LW:Aside from him having the musical genius that he had, he also had commitment and was a forward thinker when it came to his approach to the instrument. I was 17 when I heard Seven Steps to Heaven, and Tony was 17 when he made that record. Right away, he became my musical drum hero. I wanted to do what he did at 17. Tony is four years older than me. When I heard his playing, I heard all the masters of the music from the drum perspective and the future of drumming, all combined into one musician. I heard all the history of the drums, but also things that I had never heard before, that would become new drum nomenclature. Now the way to play would be like Tony Williams. He was a master at introducing new things to the drum book that we had never heard before.
iRJ: People throw around the word “genius” a lot. Most times this refers to people that had lived a long time with great bodies of work. Many jazz giants or geniuses passed away before they were 30, without leaving a large body of work. Even though their body of work is great but not extensive, should they still be considered geniuses.

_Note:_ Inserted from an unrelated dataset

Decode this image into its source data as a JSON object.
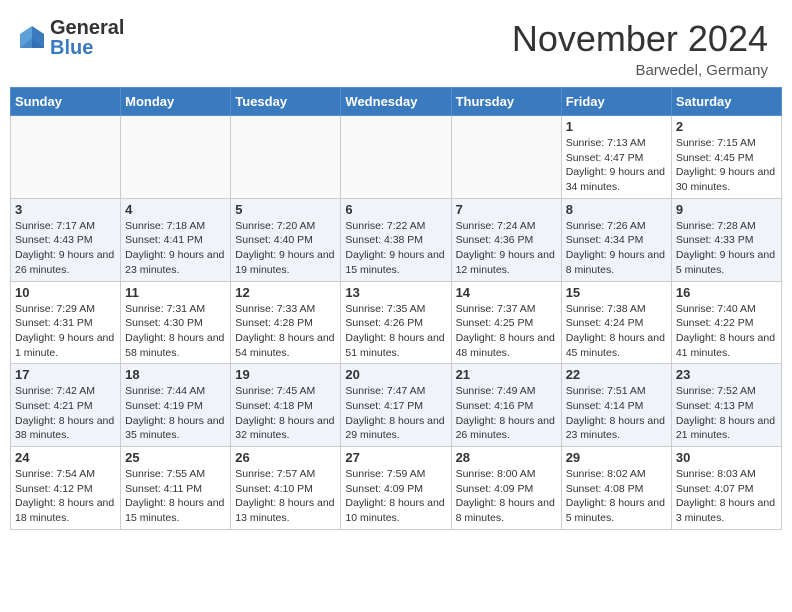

LW: Yes, there are quite a few. You can think of Charlie Parker, Jimi Hendrix, John Coltrane, and Clifford Brown. They are identified by a small but great body of work that has a lot of depth. It takes a lifetime to become a master at anything. These musicians were fortunate to master their instruments and musical approaches at an early age. This could be considered genius.
iRJ: How fun was it to play with Marcus Miller and the Jamaica Boys?
LW:The Jamaica Boys came about because we were all from Jamaica Queens [N.Y.]. I heard Marcus when he was 17. I actually gave Marcus his very first record date. He came to a session that I was doing called Big City. He always had his bass with him. I asked him to come on and play. He didn’t think I was going to ask him to play. Marcus was a great musician at 17. He’s become a consummate musician, producer, and songwriter. He’s always had the talent. He’s a great friend also. It’s always special when you get involved with people on the ground floor of them becoming really special. Aside from being musicians, we’re also friends. We have arguments about who would win in a battle between Superman and Batman. Marcus is a great musician and an even better friend. Bernard Wright is also from Jamaica [Queens]. That’s how we became the Jamaica Boys.
iRJ: How difficult is it to score music? You actually scored two films. What’s your approach?
LW: You have to get instrumental music to emote an emotion. When you see a film, you see action. What you are supposed to do as a film composer, is write music that helps bring the person in the audience along and take that scene and emote the emotion in that scene. As a film composer, you’re supposed to enhance that action. You’re supposed to make it so that the audience is within that scene with that emotion. That’s what most of the great classical composers did. We use language to communicate words. When you look at a picture, a painter is trying to emit an emotion. A composer does the same thing. Without words, they have to make the listener get the emotion that they put into their music.
iRJ: Are there any new projects that you are working on today?
LW: I have a project that I did two years ago with a Neapolitan singer named Letizia Gambi. It was an interesting challenge for me because I had never listened to Neapolitan music before. She wanted to make Neapolitan music accessible to the world. Everybody knows certain things that are Neapolitan, like “O Sole Mio.” She wanted to add a jazz influence. It was a big challenge and a great project. I’m working with her on her second project. Also, I played on a couple of sessions with a strange, but interesting pop band called I You Wee. It’s really a different take on pop music. I had a ball playing on it. It was really kind of cool.